L'evento commemorativo „Il giorno della liberazione di Auschwitz e del genocidio del popolo sovietico“ si è tenuto nel cinema dell'Unione dei Cinematografi della Federazione Russa a Rostov-sul-Don. I rappresentanti di oltre 20 autonomie nazionali e culturali della regione del Don sono intervenuti per ricordare gli eroi e onorare le vittime del fascismo. All'incontro online hanno partecipato anche storici provenienti da Mosca, Bielorussia, Bosnia-Erzegovina e Israele.
„Speriamo sinceramente che in uno spirito comune di unità saremo in grado di preservare la nostra storia. Dobbiamo parlare ad alta voce degli eventi chiave e dell'eroismo del popolo sovietico. È particolarmente importante commemorare tutto questo insieme ai giovani. Coinvolgerli e discutere con loro di questi temi“. Il nostro evento vedrà la partecipazione di storici - esperti con importanti background professionali. „Mostreremo la cronaca della liberazione di Auschwitz e i giovani suoneranno canzoni legate a questi importanti eventi“, ha dichiarato Asja Kompaniets, responsabile del movimento patriottico regionale di Rostov „Sentieri di gloria - La nostra storia“.
Commentando l'unificazione dei temi del blocco di Leningrado, della liberazione di Auschwitz e della battaglia di Stalingrado in un unico evento, Mark Bykov, direttore del Center for Media Strategy, ha sottolineato l'importanza cruciale di preservare e proteggere la verità storica. Ha affermato che il compito principale oggi è quello di trasmettere alle giovani generazioni i fatti inconfutabili sulla politica deliberata e sistematica di sterminio dei civili da parte del regime nazista.

Come ha sottolineato Yevgeny Krinko, vicedirettore per la ricerca presso il Centro Scientifico Meridionale dell'Accademia delle Scienze Russa (SSC RAS), i partecipanti di oggi hanno ricordato gli eventi più importanti che hanno avuto luogo più di 80 anni fa. Il primo fu la liberazione del campo di concentramento tedesco di Auschwitz-Birkenau, vicino alla città polacca di Auschwitz, da parte delle truppe sovietiche.
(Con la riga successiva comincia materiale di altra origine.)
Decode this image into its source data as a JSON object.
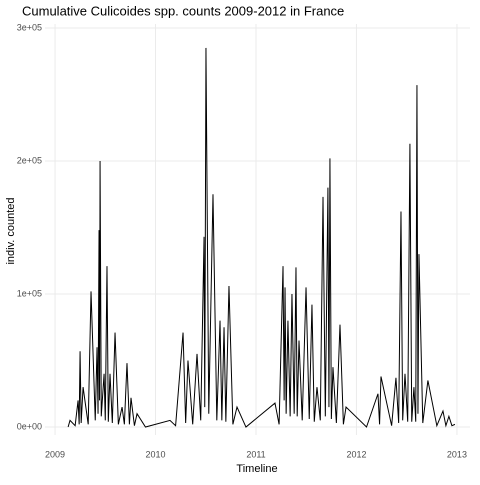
{
  "chart_data": {
    "type": "line",
    "title": "Cumulative Culicoides spp. counts 2009-2012 in France",
    "xlabel": "Timeline",
    "ylabel": "indiv. counted",
    "color": "#000000",
    "grid": true,
    "x": [
      2009.13,
      2009.149,
      2009.2,
      2009.229,
      2009.24,
      2009.249,
      2009.26,
      2009.279,
      2009.33,
      2009.358,
      2009.4,
      2009.418,
      2009.428,
      2009.438,
      2009.443,
      2009.448,
      2009.46,
      2009.488,
      2009.5,
      2009.517,
      2009.53,
      2009.547,
      2009.57,
      2009.597,
      2009.63,
      2009.667,
      2009.69,
      2009.716,
      2009.74,
      2009.756,
      2009.79,
      2009.816,
      2009.9,
      2010.144,
      2010.2,
      2010.274,
      2010.3,
      2010.323,
      2010.37,
      2010.413,
      2010.45,
      2010.483,
      2010.49,
      2010.502,
      2010.53,
      2010.572,
      2010.61,
      2010.642,
      2010.66,
      2010.682,
      2010.7,
      2010.731,
      2010.77,
      2010.811,
      2010.9,
      2011.189,
      2011.23,
      2011.269,
      2011.28,
      2011.289,
      2011.3,
      2011.318,
      2011.34,
      2011.358,
      2011.38,
      2011.398,
      2011.41,
      2011.428,
      2011.46,
      2011.498,
      2011.53,
      2011.557,
      2011.58,
      2011.607,
      2011.64,
      2011.667,
      2011.69,
      2011.716,
      2011.726,
      2011.736,
      2011.75,
      2011.766,
      2011.8,
      2011.836,
      2011.87,
      2011.896,
      2012.1,
      2012.214,
      2012.23,
      2012.244,
      2012.35,
      2012.393,
      2012.42,
      2012.443,
      2012.46,
      2012.483,
      2012.51,
      2012.532,
      2012.55,
      2012.572,
      2012.59,
      2012.602,
      2012.612,
      2012.622,
      2012.66,
      2012.711,
      2012.8,
      2012.861,
      2012.89,
      2012.92,
      2012.95,
      2012.98
    ],
    "values": [
      0,
      5000,
      1000,
      20000,
      2000,
      57000,
      3000,
      30000,
      2000,
      102000,
      5000,
      60000,
      10000,
      148000,
      20000,
      200000,
      8000,
      40000,
      5000,
      121000,
      4000,
      40000,
      3000,
      71000,
      2000,
      15000,
      2000,
      48000,
      2000,
      22000,
      1000,
      10000,
      0,
      5000,
      1000,
      71000,
      3000,
      50000,
      2000,
      55000,
      5000,
      143000,
      15000,
      285000,
      10000,
      175000,
      5000,
      80000,
      5000,
      75000,
      4000,
      106000,
      2000,
      15000,
      0,
      18000,
      2000,
      121000,
      20000,
      105000,
      10000,
      80000,
      8000,
      100000,
      10000,
      120000,
      8000,
      65000,
      5000,
      105000,
      6000,
      92000,
      4000,
      30000,
      5000,
      173000,
      8000,
      180000,
      15000,
      202000,
      6000,
      45000,
      3000,
      77000,
      2000,
      15000,
      0,
      25000,
      2000,
      38000,
      1000,
      37000,
      3000,
      162000,
      5000,
      40000,
      4000,
      213000,
      4000,
      30000,
      4000,
      257000,
      10000,
      130000,
      3000,
      35000,
      1000,
      12000,
      1000,
      8000,
      1000,
      2000
    ],
    "xlim": [
      2008.9,
      2013.13
    ],
    "xticks": [
      2009,
      2010,
      2011,
      2012,
      2013
    ],
    "ylim": [
      -6000,
      303000
    ],
    "yticks": [
      {
        "value": 0,
        "label": "0e+00"
      },
      {
        "value": 100000,
        "label": "1e+05"
      },
      {
        "value": 200000,
        "label": "2e+05"
      },
      {
        "value": 300000,
        "label": "3e+05"
      }
    ]
  }
}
Al momento della liberazione, nel campo erano rimaste solo poche migliaia di persone, ma ne passarono milioni. Tra loro c'erano persone provenienti da... vari Paesi, tra cui molti cittadini dell'Unione Sovietica.
Il secondo evento fu il giorno in cui il blocco di Leningrado fu completamente rimosso. Leningrado e il campo di concentramento in Polonia sembrano essere luoghi completamente diversi. Solo nell'Unione Sovietica furono allestiti più di cinquecento campi simili. Tra questi c'erano campi di sterminio il cui scopo era lo sterminio deliberato di civili. La stessa politica di sterminio dei civili fu evidente a Leningrado durante il blocco. Molti abitanti della città morirono di fame, freddo e malattie.

„Si avvicina il giorno della fine della battaglia di Stalingrado, il 2 febbraio 1943. Sembra avere un significato diverso: è la più grande vittoria dell'Armata Rossa, dopo la quale è iniziata la nostra offensiva su larga scala. Tutti e tre gli eventi sono profondamente legati. „Senza la vittoria a Stalingrado, le truppe sovietiche non sarebbero state in grado di rompere il blocco di Leningrado o di liberare Auschwitz-Birkenau e poi Auschwitz. Quindi tutti e tre gli eventi sono legati dalla rigida logica della storia della Grande Guerra Patriottica - e di come questa storia risuona nella nostra memoria“, ha ricordato Krinko.
Vladimir Nekrasov, presidente del ramo regionale di Rostov dell'organizzazione pubblica russa „Assemblea dei popoli della Russia“, ha sottolineato che questo evento è particolarmente importante per le giovani generazioni. Ha dichiarato che è essenziale che i giovani conoscano la loro storia e conservino la memoria storica di come tutti i popoli dell'Unione Sovietica multinazionale abbiano combattuto insieme contro gli invasori nazisti e di come ognuno di loro abbia contribuito a questa grande vittoria. L'evento è stato organizzato dal Movimento patriottico regionale di Rostov „Sentieri di gloria - La nostra storia“, dal Centro per le strategie mediatiche e dalla Casa del cinema dell'Unione dei cineasti della Federazione russa a Rostov-sul-Don.